Fresnel Lenses - fernel lens
Light diffuser plastic
We present a simple yet effective technique to estimate lighting in a single input image. Current techniques rely heavily on HDR panorama datasets to train neural networks to regress an input with limited field-of-view to a full environment map. However, these approaches often struggle with real-world, uncontrolled settings due to the limited diversity and size of their datasets. To address this problem, we leverage diffusion models trained on billions of standard images to render a chrome ball into the input image. Despite its simplicity, this task remains challenging: the diffusion models often insert incorrect or inconsistent objects and cannot readily generate images in HDR format.
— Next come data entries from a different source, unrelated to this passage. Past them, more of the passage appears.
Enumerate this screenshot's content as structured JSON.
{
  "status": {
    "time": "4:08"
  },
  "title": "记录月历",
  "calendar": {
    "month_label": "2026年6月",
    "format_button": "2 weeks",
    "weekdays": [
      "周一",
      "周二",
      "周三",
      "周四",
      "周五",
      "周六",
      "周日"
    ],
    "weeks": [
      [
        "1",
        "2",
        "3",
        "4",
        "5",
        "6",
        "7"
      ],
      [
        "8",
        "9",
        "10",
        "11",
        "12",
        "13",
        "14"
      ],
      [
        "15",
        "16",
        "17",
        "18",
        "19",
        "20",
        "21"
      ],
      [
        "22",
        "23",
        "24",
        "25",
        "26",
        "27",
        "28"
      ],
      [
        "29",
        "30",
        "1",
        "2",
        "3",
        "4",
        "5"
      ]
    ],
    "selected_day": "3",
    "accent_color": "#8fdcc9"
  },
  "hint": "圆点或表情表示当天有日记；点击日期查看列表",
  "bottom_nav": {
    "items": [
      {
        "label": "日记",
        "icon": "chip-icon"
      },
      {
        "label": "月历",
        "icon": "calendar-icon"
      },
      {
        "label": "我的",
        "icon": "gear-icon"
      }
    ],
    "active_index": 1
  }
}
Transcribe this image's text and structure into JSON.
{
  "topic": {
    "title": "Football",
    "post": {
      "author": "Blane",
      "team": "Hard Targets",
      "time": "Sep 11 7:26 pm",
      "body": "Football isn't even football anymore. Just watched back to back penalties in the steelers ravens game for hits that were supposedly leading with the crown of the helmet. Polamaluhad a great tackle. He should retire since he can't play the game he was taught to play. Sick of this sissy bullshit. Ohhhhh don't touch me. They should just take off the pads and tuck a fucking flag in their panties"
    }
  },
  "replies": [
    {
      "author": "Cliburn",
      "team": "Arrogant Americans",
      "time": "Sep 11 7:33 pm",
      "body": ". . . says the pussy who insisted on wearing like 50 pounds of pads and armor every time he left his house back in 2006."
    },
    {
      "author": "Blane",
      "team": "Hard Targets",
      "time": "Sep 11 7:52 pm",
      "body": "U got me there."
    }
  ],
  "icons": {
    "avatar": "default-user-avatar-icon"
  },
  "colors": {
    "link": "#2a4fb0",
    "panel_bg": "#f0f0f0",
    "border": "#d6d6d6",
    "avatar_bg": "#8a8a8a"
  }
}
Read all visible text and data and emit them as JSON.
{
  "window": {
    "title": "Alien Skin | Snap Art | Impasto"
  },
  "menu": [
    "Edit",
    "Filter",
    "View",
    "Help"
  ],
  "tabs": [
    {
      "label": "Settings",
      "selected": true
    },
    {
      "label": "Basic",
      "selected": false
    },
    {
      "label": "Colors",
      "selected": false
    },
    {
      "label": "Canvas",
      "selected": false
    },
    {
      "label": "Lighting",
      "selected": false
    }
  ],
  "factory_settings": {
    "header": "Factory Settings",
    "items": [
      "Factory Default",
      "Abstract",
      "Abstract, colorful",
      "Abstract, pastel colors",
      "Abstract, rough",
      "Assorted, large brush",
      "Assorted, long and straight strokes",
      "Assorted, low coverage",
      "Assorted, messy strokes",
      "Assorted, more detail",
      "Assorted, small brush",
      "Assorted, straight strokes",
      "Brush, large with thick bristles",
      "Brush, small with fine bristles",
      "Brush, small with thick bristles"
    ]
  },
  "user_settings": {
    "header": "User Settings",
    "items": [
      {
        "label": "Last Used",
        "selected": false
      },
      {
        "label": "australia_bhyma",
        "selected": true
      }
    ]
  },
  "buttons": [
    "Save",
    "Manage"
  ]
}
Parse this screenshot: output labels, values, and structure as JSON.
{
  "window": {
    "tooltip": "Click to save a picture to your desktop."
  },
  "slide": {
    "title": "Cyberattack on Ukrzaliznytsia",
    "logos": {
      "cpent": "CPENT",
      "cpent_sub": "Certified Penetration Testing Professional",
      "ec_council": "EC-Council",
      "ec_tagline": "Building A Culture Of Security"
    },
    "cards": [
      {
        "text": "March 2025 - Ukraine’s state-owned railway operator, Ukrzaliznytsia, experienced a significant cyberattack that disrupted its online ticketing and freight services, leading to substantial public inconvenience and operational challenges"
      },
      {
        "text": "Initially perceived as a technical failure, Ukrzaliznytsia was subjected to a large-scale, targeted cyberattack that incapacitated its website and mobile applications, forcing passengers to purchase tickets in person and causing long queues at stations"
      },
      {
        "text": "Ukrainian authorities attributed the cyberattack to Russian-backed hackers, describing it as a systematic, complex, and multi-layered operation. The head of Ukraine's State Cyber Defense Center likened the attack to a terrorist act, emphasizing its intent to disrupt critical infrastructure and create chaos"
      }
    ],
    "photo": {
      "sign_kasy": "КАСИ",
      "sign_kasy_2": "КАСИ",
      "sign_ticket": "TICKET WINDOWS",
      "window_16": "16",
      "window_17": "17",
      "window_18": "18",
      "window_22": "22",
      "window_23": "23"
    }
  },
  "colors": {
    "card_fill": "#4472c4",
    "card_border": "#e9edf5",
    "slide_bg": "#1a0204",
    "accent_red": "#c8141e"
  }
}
Our research uncovers a surprising relationship between the appearance of chrome balls and the initial diffusion noise map, which we utilize to consistently generate high-quality chrome balls. We further fine-tune an LDR diffusion model (Stable Diffusion XL) with LoRA, enabling it to perform exposure bracketing for HDR light estimation. Our method produces convincing light estimates across diverse settings and demonstrates superior generalization to in-the-wild scenarios.
The predicted light estimation will be located at /hdr and can be used for downstream tasks such as object insertion. We will also use it to compare with other methods.
Energy efficientlightingltd
Additionally, we provide a slightly modified version of the evaluation code at DiffusionLight-evaluation including the test input.
We use the evaluation code from StyleLight and Editable Indoor LightEstimation. You can use their code to measure our score.
Note that Conda is optional. However, if you choose not to use Conda, you must manually install CUDA-toolkit and OpenEXR.